A Planned Parenthood patient is asking a federal judge to issue an order prohibiting Google from collecting sensitive medical data from healthcare providers, and requiring the company to delete any information it may have previously collected from healthcare sites.
In a motion filed Thursday, the patient argues that Google's alleged data collection is causing “irreparable harm” to herself and other web users who visit healthcare sites.
“Google’s tracking technology is likely incorporated on thousands of healthcare providers’ websites and mobile applications at this time,” lawyers for the patient, who is proceeding anonymously, write. “Every time an individual utilizes these services to request treatment, make an appointment, or otherwise communicate with their healthcare provider, Google intercepts this data and invades the individual’s privacy. Absent an injunction, this harm will continue.”

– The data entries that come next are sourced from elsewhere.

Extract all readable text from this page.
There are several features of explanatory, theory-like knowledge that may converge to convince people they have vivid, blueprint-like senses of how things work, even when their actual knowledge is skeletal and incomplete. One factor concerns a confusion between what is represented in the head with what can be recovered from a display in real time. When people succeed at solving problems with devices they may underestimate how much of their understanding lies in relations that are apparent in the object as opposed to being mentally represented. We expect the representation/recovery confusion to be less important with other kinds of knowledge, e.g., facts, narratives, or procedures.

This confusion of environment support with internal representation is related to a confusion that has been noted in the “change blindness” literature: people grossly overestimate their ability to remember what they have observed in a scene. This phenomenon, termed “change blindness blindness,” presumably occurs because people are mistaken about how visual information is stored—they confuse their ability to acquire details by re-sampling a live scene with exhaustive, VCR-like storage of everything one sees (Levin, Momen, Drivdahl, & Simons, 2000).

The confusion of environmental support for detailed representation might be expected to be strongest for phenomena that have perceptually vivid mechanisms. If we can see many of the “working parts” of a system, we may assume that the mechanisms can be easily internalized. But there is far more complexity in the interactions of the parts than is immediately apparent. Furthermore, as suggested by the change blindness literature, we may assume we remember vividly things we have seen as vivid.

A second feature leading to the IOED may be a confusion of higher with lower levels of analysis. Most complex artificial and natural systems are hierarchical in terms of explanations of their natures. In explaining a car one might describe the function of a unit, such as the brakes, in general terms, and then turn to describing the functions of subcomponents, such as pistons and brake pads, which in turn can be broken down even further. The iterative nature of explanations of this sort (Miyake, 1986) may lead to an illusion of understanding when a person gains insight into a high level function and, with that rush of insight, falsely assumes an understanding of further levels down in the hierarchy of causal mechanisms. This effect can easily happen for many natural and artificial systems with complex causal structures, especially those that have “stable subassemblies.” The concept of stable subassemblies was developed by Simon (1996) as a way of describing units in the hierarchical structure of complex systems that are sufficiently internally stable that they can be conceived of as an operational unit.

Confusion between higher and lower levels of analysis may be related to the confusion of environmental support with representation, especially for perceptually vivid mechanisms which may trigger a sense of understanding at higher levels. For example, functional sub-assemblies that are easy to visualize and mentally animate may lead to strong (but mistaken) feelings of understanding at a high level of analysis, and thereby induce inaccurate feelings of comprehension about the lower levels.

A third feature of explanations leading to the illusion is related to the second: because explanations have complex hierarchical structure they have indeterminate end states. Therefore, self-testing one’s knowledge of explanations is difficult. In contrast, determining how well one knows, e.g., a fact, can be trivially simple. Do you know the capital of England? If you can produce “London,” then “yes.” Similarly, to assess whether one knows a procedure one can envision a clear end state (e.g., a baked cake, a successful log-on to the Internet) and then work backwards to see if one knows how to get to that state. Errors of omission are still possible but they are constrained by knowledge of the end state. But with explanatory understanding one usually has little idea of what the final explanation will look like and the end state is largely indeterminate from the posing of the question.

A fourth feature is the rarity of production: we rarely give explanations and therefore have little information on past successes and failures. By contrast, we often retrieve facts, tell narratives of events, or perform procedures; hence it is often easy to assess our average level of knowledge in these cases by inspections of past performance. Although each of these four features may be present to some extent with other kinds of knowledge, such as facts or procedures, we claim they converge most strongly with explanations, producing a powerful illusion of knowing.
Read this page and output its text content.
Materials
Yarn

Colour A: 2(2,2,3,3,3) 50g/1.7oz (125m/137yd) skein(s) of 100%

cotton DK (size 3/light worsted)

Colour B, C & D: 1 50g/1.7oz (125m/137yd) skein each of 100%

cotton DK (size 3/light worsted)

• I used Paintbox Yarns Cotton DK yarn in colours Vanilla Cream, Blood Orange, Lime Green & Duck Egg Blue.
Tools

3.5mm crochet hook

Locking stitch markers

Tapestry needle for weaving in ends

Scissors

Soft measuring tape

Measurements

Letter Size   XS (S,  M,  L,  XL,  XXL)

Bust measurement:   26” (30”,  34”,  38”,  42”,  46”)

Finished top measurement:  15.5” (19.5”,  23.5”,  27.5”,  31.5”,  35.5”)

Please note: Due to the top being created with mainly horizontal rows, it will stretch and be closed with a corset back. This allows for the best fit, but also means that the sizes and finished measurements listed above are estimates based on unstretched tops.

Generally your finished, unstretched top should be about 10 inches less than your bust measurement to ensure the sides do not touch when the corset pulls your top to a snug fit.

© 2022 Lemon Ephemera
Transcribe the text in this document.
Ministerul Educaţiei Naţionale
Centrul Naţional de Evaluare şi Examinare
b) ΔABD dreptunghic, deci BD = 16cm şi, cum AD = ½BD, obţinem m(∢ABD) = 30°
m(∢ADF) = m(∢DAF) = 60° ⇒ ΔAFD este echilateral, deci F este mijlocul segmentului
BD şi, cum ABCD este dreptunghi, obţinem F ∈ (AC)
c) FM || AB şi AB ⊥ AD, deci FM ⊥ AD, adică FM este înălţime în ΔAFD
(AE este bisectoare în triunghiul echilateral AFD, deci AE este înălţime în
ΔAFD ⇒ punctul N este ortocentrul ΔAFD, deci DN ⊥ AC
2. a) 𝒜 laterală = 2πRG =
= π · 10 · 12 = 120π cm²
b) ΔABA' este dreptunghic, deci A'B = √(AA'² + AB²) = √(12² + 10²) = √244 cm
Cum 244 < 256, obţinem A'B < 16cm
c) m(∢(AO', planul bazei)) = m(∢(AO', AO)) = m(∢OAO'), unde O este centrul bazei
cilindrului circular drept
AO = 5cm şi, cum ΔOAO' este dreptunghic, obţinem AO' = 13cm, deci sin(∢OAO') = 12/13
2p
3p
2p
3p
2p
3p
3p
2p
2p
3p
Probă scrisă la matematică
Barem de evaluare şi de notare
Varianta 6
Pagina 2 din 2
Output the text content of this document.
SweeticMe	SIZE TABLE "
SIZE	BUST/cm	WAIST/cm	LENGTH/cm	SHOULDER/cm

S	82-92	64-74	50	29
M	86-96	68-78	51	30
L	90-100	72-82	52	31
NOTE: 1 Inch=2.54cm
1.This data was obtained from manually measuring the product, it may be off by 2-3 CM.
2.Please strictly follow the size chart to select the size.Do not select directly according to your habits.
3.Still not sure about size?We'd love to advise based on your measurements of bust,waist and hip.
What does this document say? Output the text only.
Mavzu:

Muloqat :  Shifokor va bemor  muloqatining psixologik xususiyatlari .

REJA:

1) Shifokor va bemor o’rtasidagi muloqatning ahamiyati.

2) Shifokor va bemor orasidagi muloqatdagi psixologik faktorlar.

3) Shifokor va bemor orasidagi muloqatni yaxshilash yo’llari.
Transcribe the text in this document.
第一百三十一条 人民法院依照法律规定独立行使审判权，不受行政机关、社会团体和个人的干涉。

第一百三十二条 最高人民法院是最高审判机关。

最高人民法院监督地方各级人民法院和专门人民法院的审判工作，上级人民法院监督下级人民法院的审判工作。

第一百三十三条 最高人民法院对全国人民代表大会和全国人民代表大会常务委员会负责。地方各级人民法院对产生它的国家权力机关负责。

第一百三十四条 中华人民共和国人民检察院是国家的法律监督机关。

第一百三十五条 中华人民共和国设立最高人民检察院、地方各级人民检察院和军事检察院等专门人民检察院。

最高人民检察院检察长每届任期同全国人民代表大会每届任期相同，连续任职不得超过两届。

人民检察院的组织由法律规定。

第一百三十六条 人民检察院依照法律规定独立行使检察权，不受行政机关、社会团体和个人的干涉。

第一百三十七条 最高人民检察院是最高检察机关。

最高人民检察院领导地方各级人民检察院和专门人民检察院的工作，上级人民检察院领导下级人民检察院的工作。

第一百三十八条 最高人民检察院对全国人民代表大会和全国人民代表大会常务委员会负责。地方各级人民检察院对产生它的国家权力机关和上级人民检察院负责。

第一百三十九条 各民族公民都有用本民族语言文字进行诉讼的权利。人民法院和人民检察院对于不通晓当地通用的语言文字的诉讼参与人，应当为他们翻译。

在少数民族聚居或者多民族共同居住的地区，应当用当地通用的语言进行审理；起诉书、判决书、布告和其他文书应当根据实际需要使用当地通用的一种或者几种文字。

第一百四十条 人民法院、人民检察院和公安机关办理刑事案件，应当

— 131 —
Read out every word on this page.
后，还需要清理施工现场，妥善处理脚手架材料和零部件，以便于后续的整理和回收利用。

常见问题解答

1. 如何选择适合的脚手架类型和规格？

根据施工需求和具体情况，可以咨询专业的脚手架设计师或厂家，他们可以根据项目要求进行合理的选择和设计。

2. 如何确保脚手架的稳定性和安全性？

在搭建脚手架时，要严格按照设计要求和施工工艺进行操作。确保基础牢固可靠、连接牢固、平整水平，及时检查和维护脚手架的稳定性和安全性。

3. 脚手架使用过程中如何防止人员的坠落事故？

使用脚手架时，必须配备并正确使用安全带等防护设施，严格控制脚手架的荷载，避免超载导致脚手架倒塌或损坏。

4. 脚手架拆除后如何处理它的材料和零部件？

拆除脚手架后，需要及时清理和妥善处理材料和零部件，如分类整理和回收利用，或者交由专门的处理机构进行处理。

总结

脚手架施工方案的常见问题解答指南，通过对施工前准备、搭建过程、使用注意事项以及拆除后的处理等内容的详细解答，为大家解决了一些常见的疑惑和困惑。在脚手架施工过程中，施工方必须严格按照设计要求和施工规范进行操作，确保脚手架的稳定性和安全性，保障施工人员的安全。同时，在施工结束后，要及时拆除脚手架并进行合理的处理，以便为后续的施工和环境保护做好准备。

The motion comes in a class-action complaint filed earlier this month by a patient who said she used Planned Parenthood's site to search for an abortion provider, and received treatment at the reproductive health care center's affiliate in Burbank, California.
She alleged that Planned Parenthood's site included Google analytics tools that sent sensitive information back to the company.
Her complaint refers to an investigation by the app Lockdown Privacy, which reported last June that Planned Parenthood's site used third-party analytics tools leaked “extremely sensitive data" to third parties including Google, Meta and TikTok.
The information provided to Google included users' IP address, behavior on the site, ZIP code estimate, reason for visiting (including whether to schedule a surgical abortion), and pseudonymous identifier, according to The Washington Post.
After that report came out, Planned Parenthood said it would suspend the use of analytics tools from third parties like Google and Meta, according to The Post.
The complaint claims Google violated the California constitution, which includes a right to privacy, and various other privacy-related state laws.
Her lawyers argued Thursday that their claims are likely to succeed for several reasons, including that people “have a reasonable expectation in their health data and communications with healthcare providers from whom they receive treatment.”
Counsel also argues that web users could not have consented to the data collection, because they had “no way of knowing that Google is secretly intercepting their health data and private communications.”
Google hasn't yet responded to MediaPost's request for comment.
Google isn't the only company facing a lawsuit for allegedly collecting sensitive data from health sites.
Meta also is defending itself in a similar matter. The social media platform recently asked a federal judge to throw out that case, arguing that it instructs web developers to avoid sending sensitive health data.
“There is nothing inherently unlawful or harmful about the pixel-based analytics technology at the heart of this case,” the company argued in papers filed earlier this month in the Northern District of California. “Web developers -- not Meta -- choose whether, where, and how they will use the Meta Pixel.”